Increased shear stress such as observed at local stenosis may cause drastic changes in the permeability of the vessel wall to procoagulants and thus initiate intravascular blood coagulation. In this paper we suggest a mathematical model to investigate how shear stress-induced permeability influences the thrombogenic potential of atherosclerotic plaques. Numerical analysis of the model reveals the existence of two hydrodynamic thresholds for activation of blood coagulation in the system and unveils typical scenarios of thrombus formation. The dependence of blood coagulation development on the intensity of blood flow, as well as on geometrical parameters of atherosclerotic plaque is described.
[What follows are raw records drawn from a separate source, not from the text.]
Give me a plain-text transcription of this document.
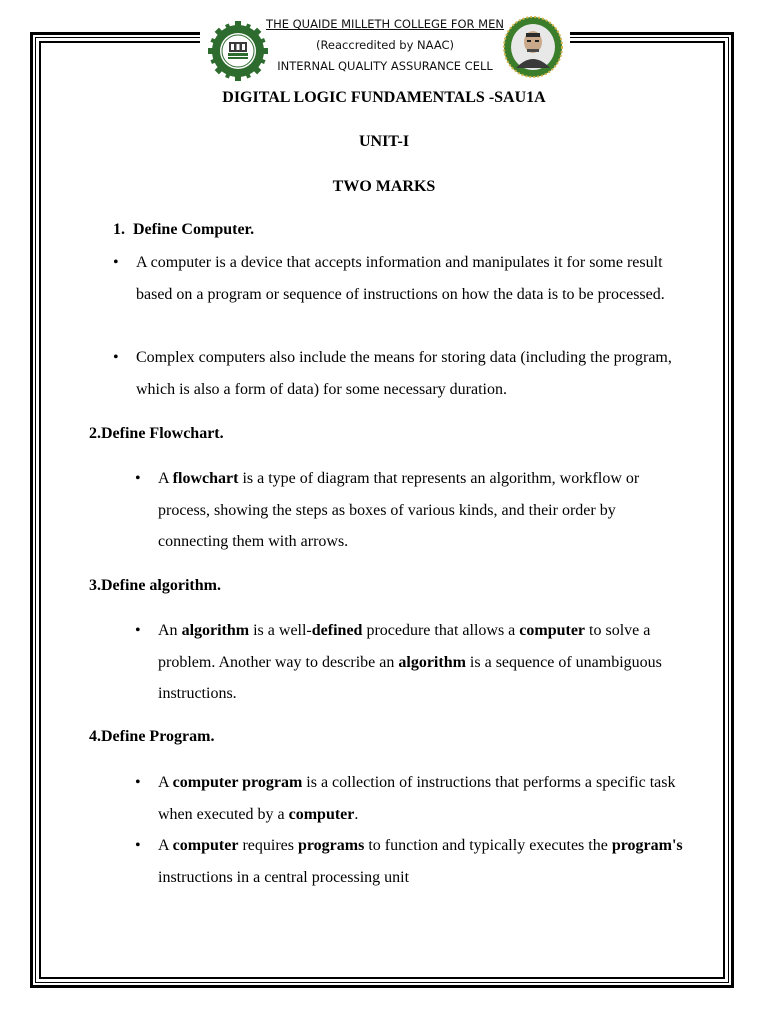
THE QUAIDE MILLETH COLLEGE FOR MEN
(Reaccredited by NAAC)
INTERNAL QUALITY ASSURANCE CELL
DIGITAL LOGIC FUNDAMENTALS -SAU1A
UNIT-I
TWO MARKS
1. Define Computer.
• A computer is a device that accepts information and manipulates it for some result based on a program or sequence of instructions on how the data is to be processed.
• Complex computers also include the means for storing data (including the program, which is also a form of data) for some necessary duration.
2.Define Flowchart.
• A flowchart is a type of diagram that represents an algorithm, workflow or process, showing the steps as boxes of various kinds, and their order by connecting them with arrows.
3.Define algorithm.
• An algorithm is a well-defined procedure that allows a computer to solve a problem. Another way to describe an algorithm is a sequence of unambiguous instructions.
4.Define Program.
• A computer program is a collection of instructions that performs a specific task when executed by a computer.
• A computer requires programs to function and typically executes the program's instructions in a central processing unit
Relevant parametric diagrams are drawn. The results suggest a previously unrecognized role of relatively small plaques (resulting in less than 50% of the lumen area reduction) in atherothrombosis and have important implications for the existing stenting guidelines.
机译:剪切应力的增加(例如在局部狭窄处观察到的)可能会导致血管壁对促凝剂的渗透性发生剧烈变化,从而引发血管内血液凝结。在本文中,我们提出了一个数学模型来研究剪切应力诱导的渗透性如何影响动脉粥样硬化斑块的血栓形成潜能。该模型的数值分析揭示了系统中存在两个激活血液凝结的流体动力学阈值,并揭示了血栓形成的典型情况。描述了凝血发展对血流强度的依赖性,以及对动脉粥样硬化斑块的几何参数的依赖性。绘制了相关的参数图。结果表明,动脉粥样硬化中相对较小的斑块(导致管腔面积减少不到50%)以前未被认识到,并且对现有的支架置入指南具有重要意义。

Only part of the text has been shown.